Bringing up the rear is the latest of the spawners which do so on off shore bars and reefs. Reefs that top out in the four to eight foot range get the most use, but walleyes will spawn in deeper water, depending on what’s available. On Lake Erie for example, walleyes have been to known to spawn on reefs that are eighteen to twenty feet deep!  That certainly isn’t the norm but it does happen.

When you add it all up you can see that even though they are all walleyes, there are separate and distinct groups that do what they do at different times, and in different areas.  It’s important because knowing where walleyes are in relation to the spawn will allow you to key on the group with the best chance of producing, and it also gives you an idea of where to start looking.

Understanding how males and females interact will help you put together a pattern that keys on a specific size. For example; if your intent is to catch a lot of fish and size doesn’t matter, or if you’re looking for walleyes that will fit into a specific slot, a good portion of your efforts should certainly be dedicated to probing shallow spawning areas.
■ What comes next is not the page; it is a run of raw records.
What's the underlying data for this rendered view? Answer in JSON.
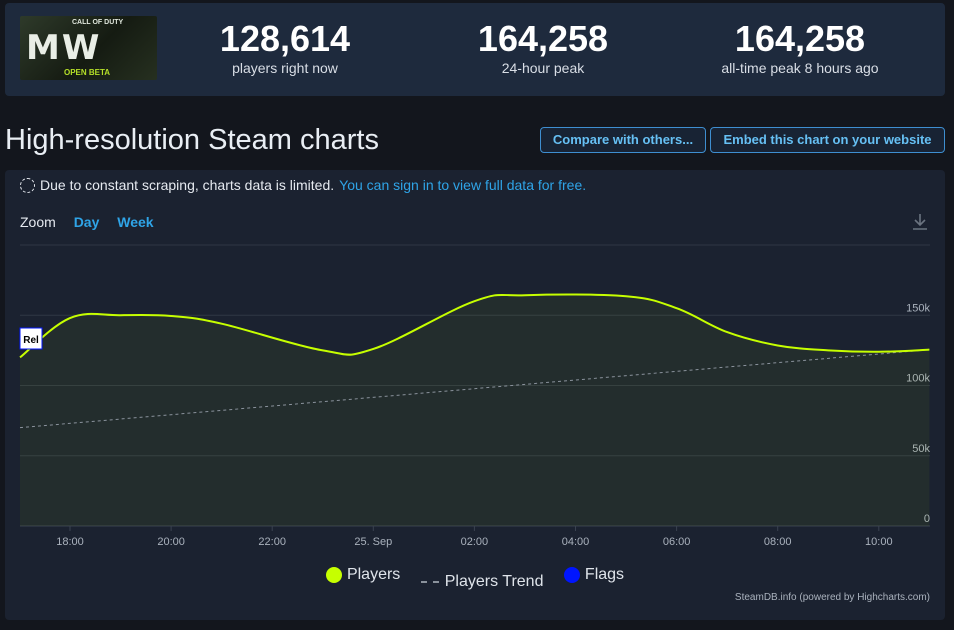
{
  "header": {
    "logo": {
      "mw_text": "MW",
      "cod_text": "CALL OF DUTY",
      "beta_text": "OPEN BETA"
    },
    "stats": [
      {
        "value": "128,614",
        "label": "players right now"
      },
      {
        "value": "164,258",
        "label": "24-hour peak"
      },
      {
        "value": "164,258",
        "label": "all-time peak 8 hours ago"
      }
    ]
  },
  "page_title": "High-resolution Steam charts",
  "buttons": {
    "compare": "Compare with others...",
    "embed": "Embed this chart on your website"
  },
  "notice": {
    "text": "Due to constant scraping, charts data is limited.",
    "link": "You can sign in to view full data for free."
  },
  "zoom": {
    "label": "Zoom",
    "day": "Day",
    "week": "Week"
  },
  "colors": {
    "players": "#c6ff00",
    "trend": "#8a929c",
    "flags": "#0015ff"
  },
  "chart_data": {
    "type": "line",
    "x_ticks": [
      "18:00",
      "20:00",
      "22:00",
      "25. Sep",
      "02:00",
      "04:00",
      "06:00",
      "08:00",
      "10:00"
    ],
    "y_ticks": [
      "0",
      "50k",
      "100k",
      "150k"
    ],
    "ylim": [
      0,
      200000
    ],
    "grid": true,
    "legend_position": "bottom",
    "series": [
      {
        "name": "Players",
        "points": [
          {
            "hour": -1.0,
            "value": 120000
          },
          {
            "hour": 0.0,
            "value": 148000
          },
          {
            "hour": 1.0,
            "value": 150000
          },
          {
            "hour": 2.0,
            "value": 149500
          },
          {
            "hour": 3.0,
            "value": 144000
          },
          {
            "hour": 5.0,
            "value": 125000
          },
          {
            "hour": 6.0,
            "value": 126000
          },
          {
            "hour": 8.0,
            "value": 160000
          },
          {
            "hour": 9.0,
            "value": 164258
          },
          {
            "hour": 11.0,
            "value": 163500
          },
          {
            "hour": 12.0,
            "value": 155000
          },
          {
            "hour": 13.0,
            "value": 138000
          },
          {
            "hour": 14.0,
            "value": 128500
          },
          {
            "hour": 15.0,
            "value": 125000
          },
          {
            "hour": 16.0,
            "value": 124000
          },
          {
            "hour": 17.0,
            "value": 125500
          }
        ]
      },
      {
        "name": "Players Trend",
        "points": [
          {
            "hour": -1.0,
            "value": 70000
          },
          {
            "hour": 17.0,
            "value": 125500
          }
        ]
      },
      {
        "name": "Flags",
        "points": []
      }
    ],
    "flag_label": "Rel",
    "credit": "SteamDB.info (powered by Highcharts.com)"
  }
}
If you’re looking for a larger model you may want to start with the same shallow spawning areas and head a little deeper. The only drawback is the fact that when females finish dropping their eggs they seem to lose their appetite and may not get it back for a week or so. If you’re dead set on chasing down a big hawg you may want to concentrate on the night run as at least a few big walleyes could still be active once the sun goes down.

When targeting early season ‘eyes it would be a good idea to keep their metabolism in mind, which probably isn’t on high. Dead slow presentations are the rule, and include slow trolling crankbaits, jigging, and live bait rigging.  Tolling crankbaits, dragging jigs like an 1/16 oz Northland Fireball tipped with a minnow or leech, or dragging a live bait rig with a chub or shiner can all be effective and will take a little experimentation to know for sure. Trolling a crankbait will allow you to cover some water and may be the big ticket if your faced with acres and acres of potential fish holding areas.

A trigger to a good crankbait bite would be heavy wind and waves pounding into a rocky reef, bar, or shoreline. Calmer conditions may call for something completely diferen like long lining jigs or live bait rigs, especially if you’re dealing with clear water and spooky fish.

Team Cresliner member Richie Boggs of Nisswa, MN spends a lot of time working clear and heavily pressured lakes and uses a long lining technique to catch tempermental walleyes; "I'll long line a simple split shot and leech when walleyes are shallow and things get tough. If there's enough wind and wave action I can move in as shallow as a few feet and still catch fish." Another technique Richie uses is to look for areas wherecreeks or streams dump in; "Walleyes that run the creeks to spawn will stack up on the closest rock bars, sand flats, and even weed beds in the main lake."

The key to early season success is to forget what you think you know and keep an open mind. Even on waters your quite familiar with it’s easy to miss something, and what you miss could be the best thing going.